A bold attempt to begin to create a mini-neighborhood on scraps of unused land just off the 10-lane Wakota Bridge has been dealt a setback.
The Metropolitan Council's thumbs-down response to a request for nearly $1 million in subsidies means the whole effort in Newport will now likely have to wait for another year, officials say.
"They told us we scored high enough for funding, but they ran out of funds," said Barbara Dacy, executive director of the Washington County Housing and Redevelopment Authority. "There were more applications this year as the economy has improved, and more communities submitted development plans."

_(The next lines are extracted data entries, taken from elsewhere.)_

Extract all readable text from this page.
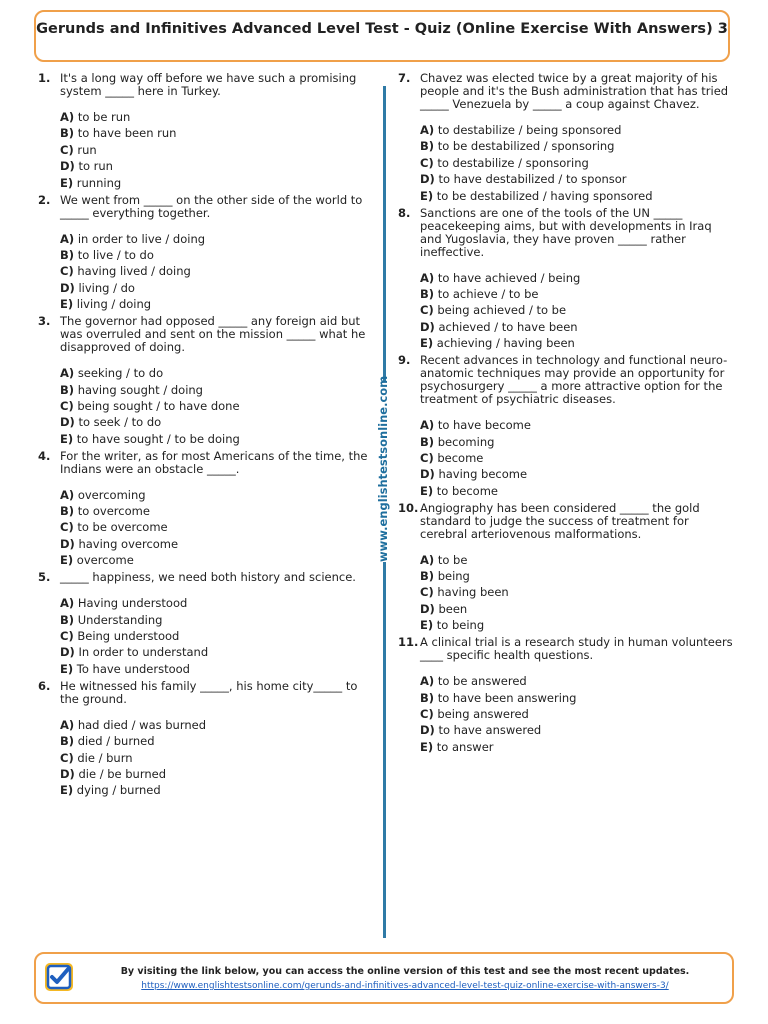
Gerunds and Infinitives Advanced Level Test - Quiz (Online Exercise With Answers) 3
1. It's a long way off before we have such a promising system _____ here in Turkey.
A) to be run
B) to have been run
C) run
D) to run
E) running
2. We went from _____ on the other side of the world to _____ everything together.
A) in order to live / doing
B) to live / to do
C) having lived / doing
D) living / do
E) living / doing
3. The governor had opposed _____ any foreign aid but was overruled and sent on the mission _____ what he disapproved of doing.
A) seeking / to do
B) having sought / doing
C) being sought / to have done
D) to seek / to do
E) to have sought / to be doing
4. For the writer, as for most Americans of the time, the Indians were an obstacle _____.
A) overcoming
B) to overcome
C) to be overcome
D) having overcome
E) overcome
5. _____ happiness, we need both history and science.
A) Having understood
B) Understanding
C) Being understood
D) In order to understand
E) To have understood
6. He witnessed his family _____, his home city_____ to the ground.
A) had died / was burned
B) died / burned
C) die / burn
D) die / be burned
E) dying / burned
www.englishtestsonline.com
7. Chavez was elected twice by a great majority of his people and it's the Bush administration that has tried _____ Venezuela by _____ a coup against Chavez.
A) to destabilize / being sponsored
B) to be destabilized / sponsoring
C) to destabilize / sponsoring
D) to have destabilized / to sponsor
E) to be destabilized / having sponsored
8. Sanctions are one of the tools of the UN _____ peacekeeping aims, but with developments in Iraq and Yugoslavia, they have proven _____ rather ineffective.
A) to have achieved / being
B) to achieve / to be
C) being achieved / to be
D) achieved / to have been
E) achieving / having been
9. Recent advances in technology and functional neuro-anatomic techniques may provide an opportunity for psychosurgery _____ a more attractive option for the treatment of psychiatric diseases.
A) to have become
B) becoming
C) become
D) having become
E) to become
10. Angiography has been considered _____ the gold standard to judge the success of treatment for cerebral arteriovenous malformations.
A) to be
B) being
C) having been
D) been
E) to being
11. A clinical trial is a research study in human volunteers ____ specific health questions.
A) to be answered
B) to have been answering
C) being answered
D) to have answered
E) to answer
By visiting the link below, you can access the online version of this test and see the most recent updates.
https://www.englishtestsonline.com/gerunds-and-infinitives-advanced-level-test-quiz-online-exercise-with-answers-3/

Affordable housing, especially when it's within walking distance of transit, is a major emphasis for the Met Council these days. And the Newport project would have involved just that — scores of affordable units right across the street from a transit station that opened in December.
But the county lost out to, among others, a similar offering at the opposite end of the metro area. An 68-unit affordable housing project in the city of Carver, south of Chaska, near an even-brand-newer park and ride transit facility, was last week awarded $1.2 million, out of a $7.5 million pool shared among eight projects.
It apparently didn't help the Newport effort, Dacy said, that bus service at this early stage is a bit anemic compared to competing projects.
"There is a transit service," she said, "but it just has peak-hour service, which doesn't give you as many points as other locations get. That was just one of the factors."
The Newport station on the Red Rock Corridor offers just three morning inbound trips to downtown St. Paul and three evening rush-hour returns.